Replay buffer for sampling HER (Hindsight Experience Replay) transitions. In the online sampling case, these new transitions will not be saved in the replay buffer and will only be created at sampling time.

Parameters:

env (VecEnv) – The training environment
buffer_size (int) – The size of the buffer measured in transitions.
max_episode_length (Optional[int]) – The maximum length of an episode. If not specified, it will be automatically inferred if the environment uses a gym.wrappers.TimeLimit wrapper.
goal_selection_strategy (Union[GoalSelectionStrategy, str]) – Strategy for sampling goals for replay. One of [‘episode’, ‘final’, ‘future’]
device (Union[device, str]) – PyTorch device
n_sampled_goal (int) – Number of virtual transitions to create per real transition, by sampling new goals.
handle_timeout_termination (bool) – Handle timeout termination (due to timelimit) separately and treat the task as infinite horizon task. https://github.com/DLR-RM/stable-baselines3/issues/284

add(obs, next_obs, action, reward, done, infos)[source]¶

Add elements to the buffer.

Return type:: None

extend(*args, **kwargs)¶

Add a new batch of transitions to the buffer

Return type:: None

reset()[source]¶

Reset the buffer.

Return type:: None

sample(batch_size, env=None)[source]¶

Sample function for online sampling of HER transition, this replaces the “regular” replay buffer sample() method in the train() function.

Parameters:

batch_size (int) – Number of element to sample
env (Optional[VecNormalize]) – Associated gym VecEnv to normalize the observations/rewards when sampling

Return type:

DictReplayBufferSamples

Returns:

Samples.

sample_goals(episode_indices, her_indices, transitions_indices)[source]¶

Sample goals based on goal_selection_strategy. This is a vectorized (fast) version.

Parameters:

episode_indices (ndarray) – Episode indices to use.
her_indices (ndarray) – HER indices.
transitions_indices (ndarray) – Transition indices to use.

Return type:

ndarray

Returns:

Return sampled goals.

set_env(env)[source]¶

Sets the environment.

Parameters:: env (VecEnv) –
Return type:: None

size()[source]¶

Return type:: int
Returns:: The current number of transitions in the buffer.

store_episode()[source]¶

Increment episode counter and reset transition pointer.

Return type:: None

static swap_and_flatten(arr)¶

Swap and then flatten axes 0 (buffer_size) and 1 (n_envs) to convert shape from [n_steps, n_envs, …] (when … is the shape of the features) to [n_steps * n_envs, …] (which maintain the order)

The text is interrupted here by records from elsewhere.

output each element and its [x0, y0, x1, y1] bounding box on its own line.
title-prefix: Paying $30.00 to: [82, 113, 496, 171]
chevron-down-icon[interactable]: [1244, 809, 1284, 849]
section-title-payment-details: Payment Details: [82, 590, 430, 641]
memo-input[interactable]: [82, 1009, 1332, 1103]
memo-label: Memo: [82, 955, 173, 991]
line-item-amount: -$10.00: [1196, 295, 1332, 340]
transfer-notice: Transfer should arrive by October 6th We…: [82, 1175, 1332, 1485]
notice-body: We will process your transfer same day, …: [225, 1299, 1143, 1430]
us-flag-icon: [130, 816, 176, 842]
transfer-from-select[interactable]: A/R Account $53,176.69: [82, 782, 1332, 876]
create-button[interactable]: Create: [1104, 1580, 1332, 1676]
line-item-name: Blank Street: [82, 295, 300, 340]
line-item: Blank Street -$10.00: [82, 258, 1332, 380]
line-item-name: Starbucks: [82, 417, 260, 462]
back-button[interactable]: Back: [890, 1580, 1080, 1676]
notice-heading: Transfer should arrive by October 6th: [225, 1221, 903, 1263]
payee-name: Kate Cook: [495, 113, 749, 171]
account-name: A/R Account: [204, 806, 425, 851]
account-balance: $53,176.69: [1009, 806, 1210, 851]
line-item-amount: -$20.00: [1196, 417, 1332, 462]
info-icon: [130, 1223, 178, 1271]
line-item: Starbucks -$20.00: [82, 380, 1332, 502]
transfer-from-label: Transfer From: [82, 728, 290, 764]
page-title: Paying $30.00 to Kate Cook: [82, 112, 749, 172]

Parameters:: arr (ndarray) –
Return type:: ndarray
Returns:

to_torch(array, copy=True)¶

Convert a numpy array to a PyTorch tensor. Note: it copies the data by default

Parameters:

array (ndarray) –
copy (bool) – Whether to copy or not the data (may be useful to avoid changing things by reference). This argument is inoperative if the device is not the CPU.

Return type:

Tensor

Returns:

truncate_last_trajectory()[source]¶

Only for online sampling, called when loading the replay buffer. If called, we assume that the last trajectory in the replay buffer was finished (and truncate it). If not called, we assume that we continue the same trajectory (same episode).

Return type:: None

Goal Selection Strategies¶

class stable_baselines3.her.GoalSelectionStrategy(value)[source]¶: The strategies for selecting new goals when creating artificial transitions.